The only tangible things that tie me to my Russian ancestry are the faded black-and-white photos of an unsmiling and gravely serious-looking couple. My great-grandparents, Shimon and Shifra, came to the States separately as children. I never met them, but my mother would recall their sternness, how they seemed to be of the “Old World,” while she was a young Jewish girl growing up in sunny, glistening 1950s Los Angeles.
The shadowy darkness of the relatives with worried brow and dull babushka could not contrast more with the scene I encountered at the Jewish Family and Children’s Services’ 10th annual Émigré Community Gala on Jan. 29. The gala raises funds for emergency financial assistance, children with special needs, support for the elderly, and youth scholarships — all social services provided by the S.F.-based JFCS.

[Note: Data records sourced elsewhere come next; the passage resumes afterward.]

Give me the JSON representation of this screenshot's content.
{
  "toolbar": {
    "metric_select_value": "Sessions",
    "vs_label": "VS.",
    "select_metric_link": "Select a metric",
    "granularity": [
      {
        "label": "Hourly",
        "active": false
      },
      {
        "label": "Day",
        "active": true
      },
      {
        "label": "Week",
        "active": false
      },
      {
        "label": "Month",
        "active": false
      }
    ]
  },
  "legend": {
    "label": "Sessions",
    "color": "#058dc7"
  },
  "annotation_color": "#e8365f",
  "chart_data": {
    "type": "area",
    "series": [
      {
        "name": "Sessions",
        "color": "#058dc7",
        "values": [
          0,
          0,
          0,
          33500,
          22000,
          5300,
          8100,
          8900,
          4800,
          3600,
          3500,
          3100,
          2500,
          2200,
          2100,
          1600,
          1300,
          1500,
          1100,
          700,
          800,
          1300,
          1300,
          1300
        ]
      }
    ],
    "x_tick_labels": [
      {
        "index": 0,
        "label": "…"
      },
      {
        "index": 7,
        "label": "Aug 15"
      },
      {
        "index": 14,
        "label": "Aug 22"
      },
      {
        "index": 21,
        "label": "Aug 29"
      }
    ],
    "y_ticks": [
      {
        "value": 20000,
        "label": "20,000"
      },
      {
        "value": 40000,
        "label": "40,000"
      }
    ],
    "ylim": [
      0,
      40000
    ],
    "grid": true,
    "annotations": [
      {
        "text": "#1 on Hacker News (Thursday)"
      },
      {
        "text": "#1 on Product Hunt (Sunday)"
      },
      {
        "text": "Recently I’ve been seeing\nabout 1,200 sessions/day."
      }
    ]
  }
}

The event, held in a grand ballroom of the Westin St. Francis in San Francisco, was swarming with beautiful women in flowing-colorful ball gowns, fur throws and glittery jewelry. Men wore crisp suits and shiny shoes. The mood was jovial, celebratory and, overall, fun.
During a wine reception and silent auction, guests nibbled on Blowfish Sushi and Tsar Nicoulai Caviar, sipped wine and champagne, and enjoyed a classic live jazz band. Clusters of people spoke rapidly and excitedly in Russian.

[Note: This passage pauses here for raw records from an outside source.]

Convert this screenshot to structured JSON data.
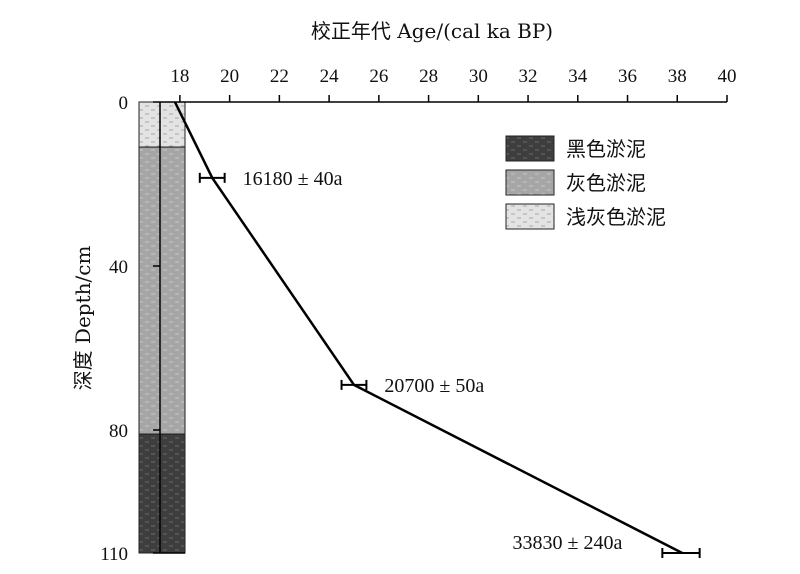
{
  "chart_data": {
    "type": "line",
    "title": "",
    "xlabel": "校正年代 Age/(cal ka BP)",
    "ylabel": "深度 Depth/cm",
    "xlim": [
      17.2,
      40
    ],
    "ylim": [
      0,
      110
    ],
    "x_ticks": [
      18,
      20,
      22,
      24,
      26,
      28,
      30,
      32,
      34,
      36,
      38,
      40
    ],
    "y_ticks": [
      0,
      40,
      80,
      110
    ],
    "x_axis_position": "top",
    "y_axis_reversed": true,
    "grid": false,
    "legend_position": "top-right",
    "series": [
      {
        "points": [
          {
            "age": 17.8,
            "depth": 0
          },
          {
            "age": 19.3,
            "depth": 18.5
          },
          {
            "age": 25.0,
            "depth": 69
          },
          {
            "age": 38.2,
            "depth": 110
          }
        ],
        "color": "#000000"
      }
    ],
    "dated_samples": [
      {
        "age": 19.3,
        "depth": 18.5,
        "error_low": 18.8,
        "error_high": 19.8,
        "label": "16180 ± 40a"
      },
      {
        "age": 25.0,
        "depth": 69,
        "error_low": 24.5,
        "error_high": 25.5,
        "label": "20700 ± 50a"
      },
      {
        "age": 38.2,
        "depth": 110,
        "error_low": 37.4,
        "error_high": 38.9,
        "label": "33830 ± 240a"
      }
    ],
    "lithology": [
      {
        "name": "浅灰色淤泥",
        "top": 0,
        "bottom": 11,
        "color": "#e3e3e3",
        "dash": "#a8a8a8"
      },
      {
        "name": "灰色淤泥",
        "top": 11,
        "bottom": 81,
        "color": "#a6a6a6",
        "dash": "#c8c8c8"
      },
      {
        "name": "黑色淤泥",
        "top": 81,
        "bottom": 110,
        "color": "#3e3e3e",
        "dash": "#6a6a6a"
      }
    ],
    "legend": [
      {
        "label": "黑色淤泥",
        "color": "#3e3e3e",
        "dash": "#6a6a6a"
      },
      {
        "label": "灰色淤泥",
        "color": "#a6a6a6",
        "dash": "#c8c8c8"
      },
      {
        "label": "浅灰色淤泥",
        "color": "#e3e3e3",
        "dash": "#a8a8a8"
      }
    ]
  }
}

Next, in the main ballroom, we were seated at circular tables laden with dishes — chilled cucumber and avocado soup, fresh vegetables, blintzes and tiny challahs. It was beautiful and almost overwhelmingly glitzy. But then something happened that reminded me of the importance of the night.

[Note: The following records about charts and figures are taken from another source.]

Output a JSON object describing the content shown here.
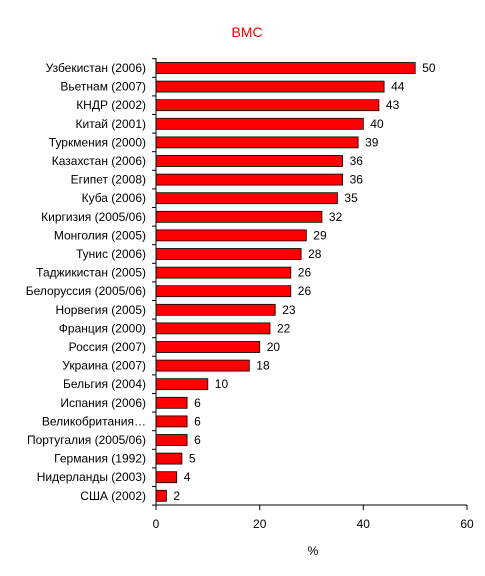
{
  "chart_data": {
    "type": "bar",
    "orientation": "horizontal",
    "title": "ВМС",
    "title_color": "#ff0000",
    "bar_color": "#ff0000",
    "bar_edge_color": "#000000",
    "categories": [
      "Узбекистан (2006)",
      "Вьетнам (2007)",
      "КНДР (2002)",
      "Китай (2001)",
      "Туркмения (2000)",
      "Казахстан (2006)",
      "Египет (2008)",
      "Куба (2006)",
      "Киргизия (2005/06)",
      "Монголия (2005)",
      "Тунис (2006)",
      "Таджикистан (2005)",
      "Белоруссия (2005/06)",
      "Норвегия (2005)",
      "Франция (2000)",
      "Россия (2007)",
      "Украина (2007)",
      "Бельгия (2004)",
      "Испания (2006)",
      "Великобритания…",
      "Португалия (2005/06)",
      "Германия (1992)",
      "Нидерланды (2003)",
      "США (2002)"
    ],
    "values": [
      50,
      44,
      43,
      40,
      39,
      36,
      36,
      35,
      32,
      29,
      28,
      26,
      26,
      23,
      22,
      20,
      18,
      10,
      6,
      6,
      6,
      5,
      4,
      2
    ],
    "xlabel": "%",
    "ylabel": "",
    "xlim": [
      0,
      60
    ],
    "xticks": [
      0,
      20,
      40,
      60
    ],
    "grid": false,
    "legend": "none"
  }
}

Following a joyful Havdallah by Rabbi Peretz Wolf-Prusan, JFCS associate director Gayle Zahler introduced a video presentation about the history of the organization. The video chronicled 160 years of JFCS help and 10 years of émigré galas with old photos and interviews with key players. It showed newly immigrated Jews finding a place, a community, and people who’ve benefited over the years from the program. It was a great reminder of why we were there, why the organization is so important.
Following the video, KGO radio talk show host and author John Rothmann and human rights activist Natan Sharansky gave impassioned speeches. During Sharansky’s talk, “A Vision for Jewish Peoplehood,” the former Soviet refusenik discussed a need for young Jews in the world to have pride in their culture.
In between speeches, we danced. We danced the hora, and we danced to live Russian music — along with popular-culture hits — performed by Bremen’s Band. Later, singer-pianist Vanessa Carlton, whom you may remember thanks to her monster 2002 hit “A Thousand Miles,” filled in for Russian-born singer Regina Spektor, who fell ill. When Carlton took the stage she told the crowd how much it meant to her to be there — she, too, is of Russian-Jewish descent.
It was a wonderful end to a wonderful evening for me. While others stayed late into the night and danced to other performers, I dragged my tired self home, reflecting in the cab ride back to my Alamo Square apartment on what I’ve missed all these years, never really knowing the Russian culture of my family. But now I have a good idea of where to start: with the last living great-aunts and great-uncles of my grandparents’ generation, my octogenarian relatives still living in the Fairfax District of sunny L.A.